I’ve noticed that I barely have time to skim the headlines of the papers
since I began telecommuting. I really
have to think an article is worth my treasured time to read the whole
thing. When I worked in an office, I
read the paper cover-to-cover every day. Remember when games like Tetris came with a panic button that switched the screen to a spreadsheet if someone walked by? And when corporations started blocking websites to prevent their employees from checking their personal email and doing online shopping on "company time"? You won't find a virtual worker slacking off because they are paid for results, not time.
To be fair, one of the reasons put forth
for ending telecommuting is that face-to-face contact is useful for
brainstorming and innovation. I will grant you that the
idea-generation and problem-solving stages of a project can benefit from group
brainstorming sessions. But that is what
meetings are for, whether in person, or over Skype. I have no objection to the theory that
innovation needs collaboration but that necessity does not translate into a
blanket ban on telecommuting. Making people come into the office, in person or virtually, for facetime is reasonable. But the
high-handed command at Yahoo! to come back into the office full-time or
quit was extreme, and will end up being counterproductive. There is also a certain irony to a technology
company banning working over the Internet.
It also does not help their image that the CEO is filthy rich. A lower-paid employee could never afford the
childcare arrangements she has made that enable her to put in long hours at the
office despite being a new mother. At
best, she suffers from a lack of empathy.

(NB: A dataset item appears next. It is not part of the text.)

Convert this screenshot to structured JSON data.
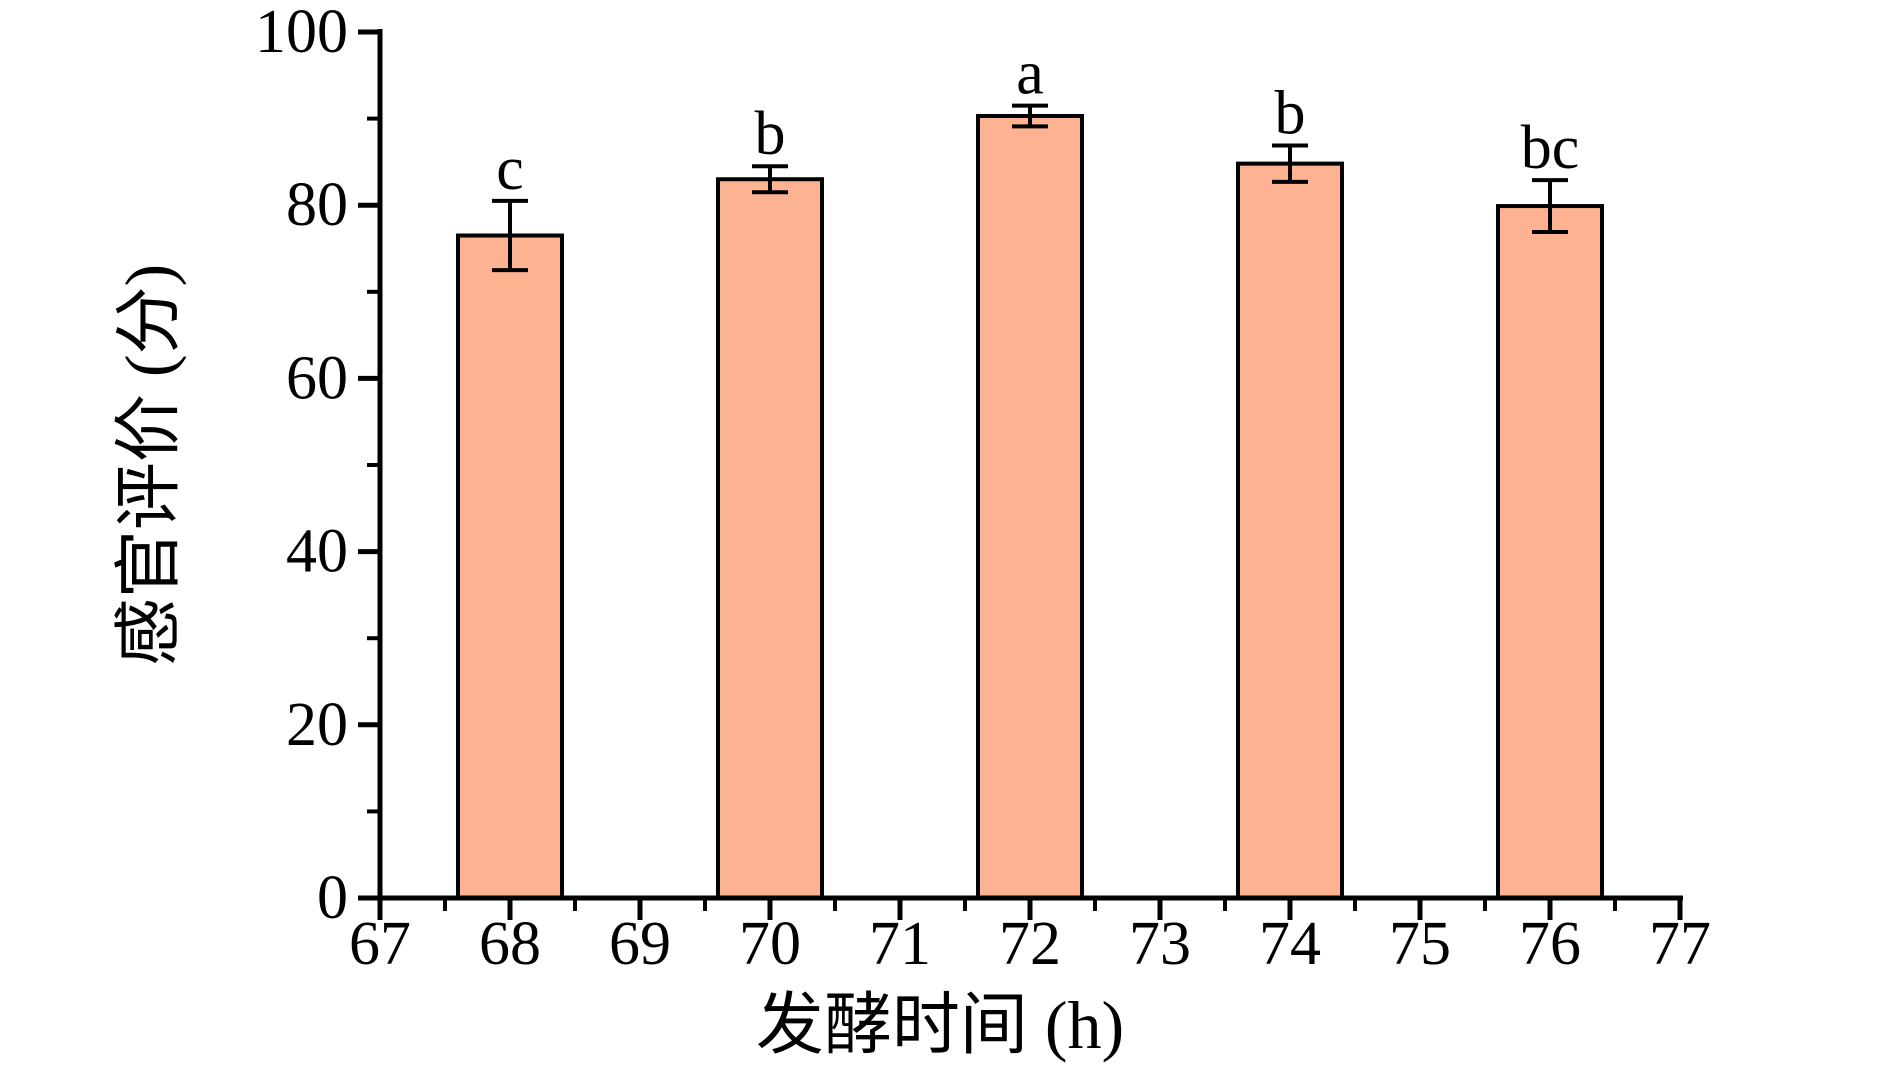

I expect she has no clue how the little people beneath her live, and
cares less.
Telecommuting is cheaper for employers, and
it is a necessity in a society that does not provide paid parental leave. It has become increasingly viable due to new
technology, and it will continue to become practical in more industries. It will never be an option in hands-on
service industries (imagine a virtual firefighter or hair dresser) but the
people who enter those professions know what they are getting into. Trying to roll back time and turn people back
into clock-watching cubicle zombies will lower productivity, not raise it. I can vouch for that.